In Italia per l'episodio di Inter-Napoli ci sono state tante polemiche perché non tutti capiscono quando il Var può intervenire in caso di contatti che sembrano lievi ma vengono puniti con il calcio di rigore.
"Nel protocollo c'è un'area grigie che lascia l'interpretazione degli episodi all'arbitro, ma il protocollo è lo stesso in tutta Europa e viene applicato nel medesimo modo. Il Var può intervenire in caso di chiaro ed evidente errore: è quello che dice il protocollo e noi arbitri lo rispettiamo. Nelle situazioni in cui il Var non considera la decisione presa dal direttore di gara un chiaro ed evidente errore, la decisione presa sul campo è confermata. Applicare il protocollo è l'unico modo per avere lo stesso modo di arbitrare in tutti i Paesi, senza farsi condizionare dal campionato, dal nome delle squadre, dei giocatori, da quanta gente c'è in uno stadio...".
È favorevole al challenge, il Var a chiamata dalle panchine?
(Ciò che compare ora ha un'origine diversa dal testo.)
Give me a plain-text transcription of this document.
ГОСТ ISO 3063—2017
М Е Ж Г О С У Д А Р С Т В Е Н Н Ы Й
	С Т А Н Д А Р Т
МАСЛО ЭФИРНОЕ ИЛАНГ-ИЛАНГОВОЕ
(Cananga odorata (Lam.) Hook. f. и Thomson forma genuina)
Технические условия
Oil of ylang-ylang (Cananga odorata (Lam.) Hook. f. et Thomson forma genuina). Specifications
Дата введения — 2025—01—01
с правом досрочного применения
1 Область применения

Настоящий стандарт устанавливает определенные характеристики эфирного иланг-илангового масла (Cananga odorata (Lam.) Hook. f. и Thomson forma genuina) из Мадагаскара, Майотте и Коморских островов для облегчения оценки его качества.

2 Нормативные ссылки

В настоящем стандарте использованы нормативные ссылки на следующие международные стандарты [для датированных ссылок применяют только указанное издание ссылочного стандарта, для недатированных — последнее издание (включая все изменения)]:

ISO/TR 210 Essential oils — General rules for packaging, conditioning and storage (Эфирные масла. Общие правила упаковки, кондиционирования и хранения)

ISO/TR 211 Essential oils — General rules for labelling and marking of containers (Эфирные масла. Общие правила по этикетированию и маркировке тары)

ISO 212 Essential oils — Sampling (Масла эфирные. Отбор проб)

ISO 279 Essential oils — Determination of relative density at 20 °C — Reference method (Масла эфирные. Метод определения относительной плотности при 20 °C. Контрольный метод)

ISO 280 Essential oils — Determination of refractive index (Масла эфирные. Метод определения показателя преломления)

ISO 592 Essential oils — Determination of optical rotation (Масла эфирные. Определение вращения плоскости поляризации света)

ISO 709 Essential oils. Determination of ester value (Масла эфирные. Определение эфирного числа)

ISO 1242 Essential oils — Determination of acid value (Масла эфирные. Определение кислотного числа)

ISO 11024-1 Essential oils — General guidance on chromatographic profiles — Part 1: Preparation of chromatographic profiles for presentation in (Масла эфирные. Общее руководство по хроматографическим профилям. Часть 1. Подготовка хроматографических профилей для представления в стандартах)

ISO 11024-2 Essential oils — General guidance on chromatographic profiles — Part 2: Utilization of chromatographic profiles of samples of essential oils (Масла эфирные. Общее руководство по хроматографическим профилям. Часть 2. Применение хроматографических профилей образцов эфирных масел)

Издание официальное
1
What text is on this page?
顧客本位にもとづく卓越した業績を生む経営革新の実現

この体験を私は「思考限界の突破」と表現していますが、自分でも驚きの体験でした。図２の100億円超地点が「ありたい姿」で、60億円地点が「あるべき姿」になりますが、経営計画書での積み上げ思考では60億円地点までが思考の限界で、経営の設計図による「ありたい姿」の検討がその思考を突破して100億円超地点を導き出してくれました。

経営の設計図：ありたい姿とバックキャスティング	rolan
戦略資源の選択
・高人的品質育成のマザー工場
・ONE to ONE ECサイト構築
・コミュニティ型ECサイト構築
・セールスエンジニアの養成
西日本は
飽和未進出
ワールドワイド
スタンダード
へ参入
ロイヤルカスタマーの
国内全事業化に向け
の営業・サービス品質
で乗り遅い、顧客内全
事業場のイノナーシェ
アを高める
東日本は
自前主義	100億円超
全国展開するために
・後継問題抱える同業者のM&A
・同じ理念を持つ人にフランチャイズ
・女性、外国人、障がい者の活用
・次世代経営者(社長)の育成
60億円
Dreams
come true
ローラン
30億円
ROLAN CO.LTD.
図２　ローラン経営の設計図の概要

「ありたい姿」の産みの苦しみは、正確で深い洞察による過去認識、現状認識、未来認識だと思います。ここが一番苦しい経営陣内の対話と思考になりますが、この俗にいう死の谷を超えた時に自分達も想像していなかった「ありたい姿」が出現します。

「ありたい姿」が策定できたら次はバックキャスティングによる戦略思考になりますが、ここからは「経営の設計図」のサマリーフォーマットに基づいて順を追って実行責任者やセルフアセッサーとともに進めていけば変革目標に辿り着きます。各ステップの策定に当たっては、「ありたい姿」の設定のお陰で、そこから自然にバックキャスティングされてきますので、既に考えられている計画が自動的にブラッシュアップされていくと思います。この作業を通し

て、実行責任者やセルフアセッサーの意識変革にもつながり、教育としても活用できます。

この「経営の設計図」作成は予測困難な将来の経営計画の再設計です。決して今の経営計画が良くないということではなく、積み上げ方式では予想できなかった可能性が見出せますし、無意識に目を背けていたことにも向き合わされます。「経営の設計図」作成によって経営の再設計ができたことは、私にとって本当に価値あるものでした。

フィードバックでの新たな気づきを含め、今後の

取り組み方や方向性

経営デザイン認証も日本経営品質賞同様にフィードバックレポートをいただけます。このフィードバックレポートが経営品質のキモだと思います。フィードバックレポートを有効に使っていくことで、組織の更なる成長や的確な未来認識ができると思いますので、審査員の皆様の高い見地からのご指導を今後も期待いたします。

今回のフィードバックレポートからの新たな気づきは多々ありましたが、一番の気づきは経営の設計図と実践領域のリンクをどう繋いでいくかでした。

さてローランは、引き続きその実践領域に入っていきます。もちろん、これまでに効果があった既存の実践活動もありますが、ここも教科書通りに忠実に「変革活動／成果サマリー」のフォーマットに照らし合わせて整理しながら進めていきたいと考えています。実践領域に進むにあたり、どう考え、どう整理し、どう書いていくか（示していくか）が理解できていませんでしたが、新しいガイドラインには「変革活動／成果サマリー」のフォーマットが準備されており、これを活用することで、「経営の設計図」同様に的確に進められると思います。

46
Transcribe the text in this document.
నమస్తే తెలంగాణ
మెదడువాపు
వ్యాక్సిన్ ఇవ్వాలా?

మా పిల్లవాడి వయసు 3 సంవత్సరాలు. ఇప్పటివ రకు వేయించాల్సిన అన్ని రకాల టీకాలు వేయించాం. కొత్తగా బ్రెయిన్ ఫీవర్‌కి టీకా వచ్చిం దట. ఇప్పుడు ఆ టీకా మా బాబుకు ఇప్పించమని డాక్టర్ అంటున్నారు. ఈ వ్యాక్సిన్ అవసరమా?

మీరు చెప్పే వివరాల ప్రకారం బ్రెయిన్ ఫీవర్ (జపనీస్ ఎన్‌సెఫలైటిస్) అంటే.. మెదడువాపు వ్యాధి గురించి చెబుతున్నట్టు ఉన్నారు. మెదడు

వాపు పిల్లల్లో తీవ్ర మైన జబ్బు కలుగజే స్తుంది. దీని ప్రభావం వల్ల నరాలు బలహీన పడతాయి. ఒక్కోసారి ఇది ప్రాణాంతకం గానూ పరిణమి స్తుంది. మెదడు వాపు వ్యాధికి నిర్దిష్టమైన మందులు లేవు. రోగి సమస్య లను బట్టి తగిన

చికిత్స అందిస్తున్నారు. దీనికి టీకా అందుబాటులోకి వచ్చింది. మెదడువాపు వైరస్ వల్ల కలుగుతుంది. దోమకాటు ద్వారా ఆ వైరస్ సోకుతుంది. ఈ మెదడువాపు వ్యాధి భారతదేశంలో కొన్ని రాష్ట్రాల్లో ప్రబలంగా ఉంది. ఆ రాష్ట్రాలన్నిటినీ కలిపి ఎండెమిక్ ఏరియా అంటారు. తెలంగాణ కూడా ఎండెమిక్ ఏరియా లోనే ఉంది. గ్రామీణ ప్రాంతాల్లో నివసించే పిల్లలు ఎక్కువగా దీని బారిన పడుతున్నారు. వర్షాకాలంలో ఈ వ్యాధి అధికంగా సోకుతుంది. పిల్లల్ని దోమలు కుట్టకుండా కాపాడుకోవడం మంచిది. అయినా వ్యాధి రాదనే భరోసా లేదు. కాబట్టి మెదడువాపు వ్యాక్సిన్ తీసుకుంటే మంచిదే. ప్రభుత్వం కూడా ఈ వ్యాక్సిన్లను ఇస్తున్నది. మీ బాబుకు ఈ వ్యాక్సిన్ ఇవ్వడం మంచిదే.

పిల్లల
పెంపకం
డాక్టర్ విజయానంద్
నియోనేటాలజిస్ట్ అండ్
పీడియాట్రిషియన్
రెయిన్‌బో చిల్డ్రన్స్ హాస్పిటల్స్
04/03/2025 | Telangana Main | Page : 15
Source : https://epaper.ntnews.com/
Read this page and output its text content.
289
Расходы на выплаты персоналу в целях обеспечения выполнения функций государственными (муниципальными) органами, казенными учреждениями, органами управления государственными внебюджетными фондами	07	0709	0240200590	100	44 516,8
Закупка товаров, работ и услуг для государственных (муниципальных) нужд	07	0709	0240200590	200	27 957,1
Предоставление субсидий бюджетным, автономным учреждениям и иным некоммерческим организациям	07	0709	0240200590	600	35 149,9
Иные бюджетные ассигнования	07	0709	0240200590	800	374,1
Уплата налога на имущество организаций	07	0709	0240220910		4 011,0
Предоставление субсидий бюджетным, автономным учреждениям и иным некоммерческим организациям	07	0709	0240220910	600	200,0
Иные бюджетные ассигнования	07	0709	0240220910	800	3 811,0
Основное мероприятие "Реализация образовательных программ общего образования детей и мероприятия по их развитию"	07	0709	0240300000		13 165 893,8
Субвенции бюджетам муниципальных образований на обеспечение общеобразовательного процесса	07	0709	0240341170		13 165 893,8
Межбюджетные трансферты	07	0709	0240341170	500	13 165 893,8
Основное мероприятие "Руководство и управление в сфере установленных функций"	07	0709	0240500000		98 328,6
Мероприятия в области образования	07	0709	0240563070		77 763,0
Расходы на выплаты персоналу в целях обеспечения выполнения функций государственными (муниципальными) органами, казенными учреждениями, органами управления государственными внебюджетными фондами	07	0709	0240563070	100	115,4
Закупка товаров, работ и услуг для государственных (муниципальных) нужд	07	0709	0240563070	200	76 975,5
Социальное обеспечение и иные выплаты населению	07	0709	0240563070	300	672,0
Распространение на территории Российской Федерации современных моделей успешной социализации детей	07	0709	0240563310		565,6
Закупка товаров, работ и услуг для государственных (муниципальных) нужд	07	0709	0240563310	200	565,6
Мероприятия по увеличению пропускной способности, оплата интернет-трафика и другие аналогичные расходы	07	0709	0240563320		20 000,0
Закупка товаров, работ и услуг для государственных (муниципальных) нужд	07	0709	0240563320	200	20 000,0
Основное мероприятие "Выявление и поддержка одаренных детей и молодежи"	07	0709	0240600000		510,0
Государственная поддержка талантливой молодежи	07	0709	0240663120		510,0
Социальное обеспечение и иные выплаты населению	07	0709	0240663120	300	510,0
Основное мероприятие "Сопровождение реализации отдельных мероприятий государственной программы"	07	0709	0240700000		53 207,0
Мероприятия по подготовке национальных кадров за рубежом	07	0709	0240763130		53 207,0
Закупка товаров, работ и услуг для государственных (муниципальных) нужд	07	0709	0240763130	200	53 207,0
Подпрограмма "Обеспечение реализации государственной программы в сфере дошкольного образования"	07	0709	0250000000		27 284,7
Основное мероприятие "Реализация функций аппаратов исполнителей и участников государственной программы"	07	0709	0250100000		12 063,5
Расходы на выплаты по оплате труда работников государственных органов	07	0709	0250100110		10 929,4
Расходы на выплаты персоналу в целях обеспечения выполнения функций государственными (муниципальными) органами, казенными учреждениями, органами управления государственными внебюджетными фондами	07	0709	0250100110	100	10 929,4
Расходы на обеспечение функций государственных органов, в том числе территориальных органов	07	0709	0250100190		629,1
"Ho letto gli articoli che dicevano che sarebbero stati aumentati i test sul Var a chiamata nelle gare delle categorie inferiori. Credo che il 'challenge' non sia un sostituto del Var e, anche se non ho mai visto mettere in pratica questa opzione del challenge, reputo giusta qualsiasi innovazione aiuti a eliminare degli errori in campo".